Un important retard dans l'exécution des travaux avait déclenché un soupçon de malversation.
La Cour considère le risque «d'emploi inadéquat des fonds publics» comme étant «très faible, voire inexistant». Elle indique ne disposer d'«aucun élément concret qui l'amènerait à penser que le projet n'a pas été exécuté conformément aux engagements pris».
La lettre intégrale de non-entrée en matière est disponible ici.
Fédération genevoise de coopération (FGC)
La FCG est une fédération d’associations se consacrant à la coopération internationale au développement. La Commission des finances du Grand Conseil, alertée par une ONG genevoise, avait invité la Cour des comptes à examiner différentes allégations «mettant en cause la bonne gouvernance» de la FGC. L'ONG plaignante faisait notamment état de «sa mise à ban» par la Fédération.
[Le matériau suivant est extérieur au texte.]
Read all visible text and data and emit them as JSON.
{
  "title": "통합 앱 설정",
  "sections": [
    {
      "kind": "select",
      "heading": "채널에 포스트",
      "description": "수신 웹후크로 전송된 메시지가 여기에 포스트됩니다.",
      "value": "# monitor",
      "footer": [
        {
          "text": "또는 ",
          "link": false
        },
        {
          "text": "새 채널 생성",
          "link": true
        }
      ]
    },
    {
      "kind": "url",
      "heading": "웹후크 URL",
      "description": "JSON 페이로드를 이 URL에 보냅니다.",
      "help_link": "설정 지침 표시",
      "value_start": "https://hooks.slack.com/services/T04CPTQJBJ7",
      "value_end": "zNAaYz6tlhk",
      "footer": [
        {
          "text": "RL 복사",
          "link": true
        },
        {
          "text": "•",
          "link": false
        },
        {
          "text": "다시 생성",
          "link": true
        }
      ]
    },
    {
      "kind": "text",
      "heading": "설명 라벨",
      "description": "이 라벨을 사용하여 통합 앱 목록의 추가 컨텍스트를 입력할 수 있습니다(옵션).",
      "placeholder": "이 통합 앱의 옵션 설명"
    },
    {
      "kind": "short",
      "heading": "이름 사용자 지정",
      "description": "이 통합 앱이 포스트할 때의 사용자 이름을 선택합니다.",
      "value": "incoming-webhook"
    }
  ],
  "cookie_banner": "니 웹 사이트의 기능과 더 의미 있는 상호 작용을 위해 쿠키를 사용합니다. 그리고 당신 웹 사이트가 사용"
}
La Cour des comptes estime qu'«il ne se justifie pas en l'état d'ouvrir une procédure de contrôle», notamment car «les 5 "anomalies" reprochées à la FGC concernent des faits antérieurs à 1999». La Cour précise que l' «organisation interne de la FGC (ayant) évolué de manière importante depuis lors, les constats d'un tel audit ne permettraient pas de dégager des pistes d'amélioration par rapport au mode de gestion actuel.»
Par ailleurs la Cour conclut que le risque de conflit d'intérêt inhérent à «la présence de membres bénéficiaires dans la commission technique censée évaluer les projets» est «dûment pris en considération». En effet, cette présence« a été acceptée dès le début par les bailleurs de fonds», et «un membre d'une instance ne peut prendre part au vote relatif à un projet présenté par l'association dont il est le représentant».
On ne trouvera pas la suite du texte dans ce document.